La reprise de la façade occidentale au XIXe siècle ne semble pas avoir entraîné la destruction totale de la façade antérieure : les arcs sont encore clairement harpés à la maçonnerie visible sous l’enduit du XIXe siècle. Les travaux du XIXe siècle ont donc surtout consisté dans le percement d’une porte et dans la réinterprétation de l’ornementation de la façade occidentale. Compte tenu de ces observations, sur un plan strictement archéologique, il pourrait s’avérer intéresser de déposer complètement les enduits de restauration du XIXe siècle masquant la face interne occidentale du narthex, afin de pouvoir observer d’éventuelles traces de maçonneries antérieures (porte, etc.), probablement romanes vus les liens stratigraphiques avec les arcades du narthex, et peut-être aussi pour comprendre l’organisation des accès à cet espace stratégique et son évolution au cours du temps. De la même manière, la dépose de l’enduit très grossier et datant probablement du XIXe siècle masquant la voûte de couvrement du narthex serait souhaitable pour pouvoir observer les vestiges antérieurs et comprendre l’articulation exacte entre le volume du rez-de-chaussée du narthex et la salle haute.

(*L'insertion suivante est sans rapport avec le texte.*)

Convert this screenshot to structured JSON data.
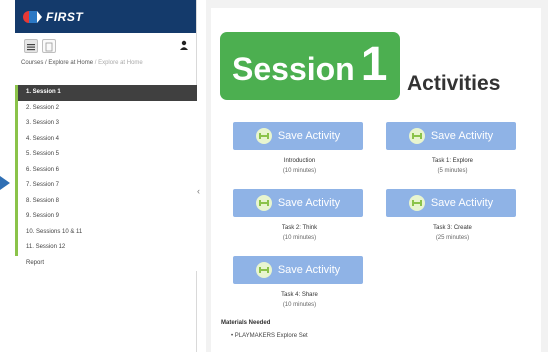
{
  "brand": {
    "logo_text": "FIRST"
  },
  "breadcrumb": {
    "courses": "Courses",
    "sep1": " / ",
    "explore_home": "Explore at Home",
    "sep2": " / ",
    "current": "Explore at Home"
  },
  "nav": {
    "items": [
      {
        "label": "1. Session 1",
        "active": true
      },
      {
        "label": "2. Session 2"
      },
      {
        "label": "3. Session 3"
      },
      {
        "label": "4. Session 4"
      },
      {
        "label": "5. Session 5"
      },
      {
        "label": "6. Session 6"
      },
      {
        "label": "7. Session 7"
      },
      {
        "label": "8. Session 8"
      },
      {
        "label": "9. Session 9"
      },
      {
        "label": "10. Sessions 10 & 11"
      },
      {
        "label": "11. Session 12"
      },
      {
        "label": "Report"
      }
    ]
  },
  "collapse_icon": "‹",
  "header": {
    "session_word": "Session",
    "session_number": "1",
    "activities_title": "Activities"
  },
  "activities": [
    {
      "button": "Save Activity",
      "title": "Introduction",
      "duration": "(10 minutes)"
    },
    {
      "button": "Save Activity",
      "title": "Task 1: Explore",
      "duration": "(5 minutes)"
    },
    {
      "button": "Save Activity",
      "title": "Task 2: Think",
      "duration": "(10 minutes)"
    },
    {
      "button": "Save Activity",
      "title": "Task 3: Create",
      "duration": "(25 minutes)"
    },
    {
      "button": "Save Activity",
      "title": "Task 4: Share",
      "duration": "(10 minutes)"
    }
  ],
  "materials": {
    "heading": "Materials Needed",
    "items": [
      "PLAYMAKERS Explore Set"
    ]
  },
  "colors": {
    "brand_navy": "#143a6b",
    "session_green": "#4caf50",
    "save_button_blue": "#8fb3e6",
    "nav_active": "#404040",
    "nav_accent": "#8bc34a"
  },
  "icons": {
    "logo": "first-logo-icon",
    "list_view": "list-view-icon",
    "doc_view": "document-view-icon",
    "user": "user-icon",
    "save": "save-activity-icon",
    "pointer": "left-arrow-icon"
  }
}
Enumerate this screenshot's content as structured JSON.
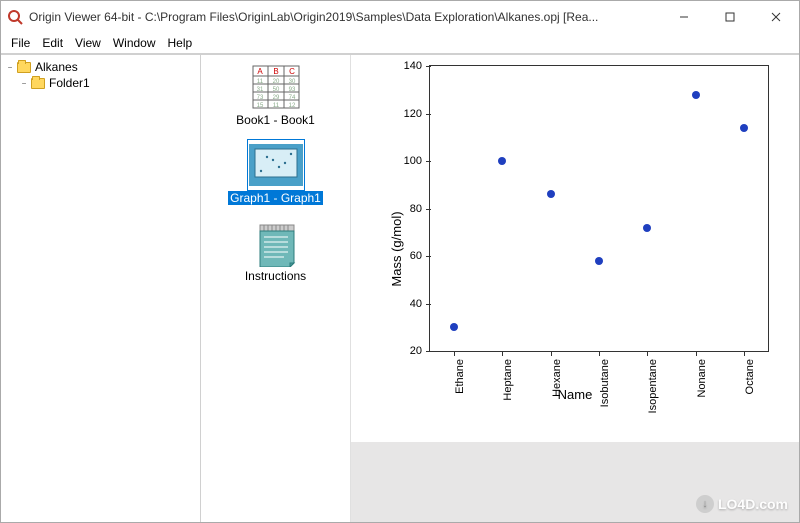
{
  "window": {
    "title": "Origin Viewer 64-bit - C:\\Program Files\\OriginLab\\Origin2019\\Samples\\Data Exploration\\Alkanes.opj [Rea...",
    "min": "—",
    "max": "☐",
    "close": "✕"
  },
  "menu": {
    "file": "File",
    "edit": "Edit",
    "view": "View",
    "window": "Window",
    "help": "Help"
  },
  "tree": {
    "root": "Alkanes",
    "child": "Folder1"
  },
  "icons": {
    "book": "Book1 - Book1",
    "graph": "Graph1 - Graph1",
    "instructions": "Instructions"
  },
  "chart_data": {
    "type": "scatter",
    "xlabel": "Name",
    "ylabel": "Mass (g/mol)",
    "ylim": [
      20,
      140
    ],
    "yticks": [
      20,
      40,
      60,
      80,
      100,
      120,
      140
    ],
    "categories": [
      "Ethane",
      "Heptane",
      "Hexane",
      "Isobutane",
      "Isopentane",
      "Nonane",
      "Octane"
    ],
    "values": [
      30,
      100,
      86,
      58,
      72,
      128,
      114
    ]
  },
  "watermark": {
    "icon": "↓",
    "text": "LO4D.com"
  }
}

Il faut souligner que la présence de la litre funéraire en partie haute du narthex, ainsi que l’existence d’une salle haute avec hagioscope donnant sur le chœur évoque clairement un oratoire seigneurial. Celui-ci aurait pu être mis en place dans le courant de l’époque moderne et implique une évolution des usages dévolus au narthex. L’évolution de ces usages est d’ailleurs peut-être à mettre en corrélation avec une modification des circulations au sein de l’église au cours du temps : lors de sa construction aux XIe-XIIe siècles, le narthex assure son fonction première de lieu de passage et de transition entre l’extérieur profane et l’intérieur sacré. Par la suite, dans le courant de l’époque moderne, l’accès occidental a pu être limité, au profit d’un accès par le sud de l’église, pour ménager des circulations propres à desservir l’oratoire seigneurial installé dans la salle haute. Enfin, à partir du XIXe siècle, les restaurateurs de l’église confère à nouveau au narthex sa vocation première de lieu de passage et d’accès à la nef.
L’ensemble des observations contenues dans le présent rapport impliquent que le narthex est très probablement l’élément le plus ancien de l’église Saint-Sauveur de Mareuil-sur-Lay-Dissais. L’étude monumentale en est particulièrement complexe car, contrairement à la nef, il n’a pas fait l’objet de grandes campagnes de reconstruction. La lecture que l’on peut en avoir est donc brouillée par de multiples travaux de réparation et d’entretien qu’il est difficile de comprendre dans le détail. Malgré tout, les observations qu’il a été possible de mener dans le cadre de la présente expertise confirment, s’il en était besoin, son caractère ancien, exceptionnel et structurant pour l’édifice dans son ensemble.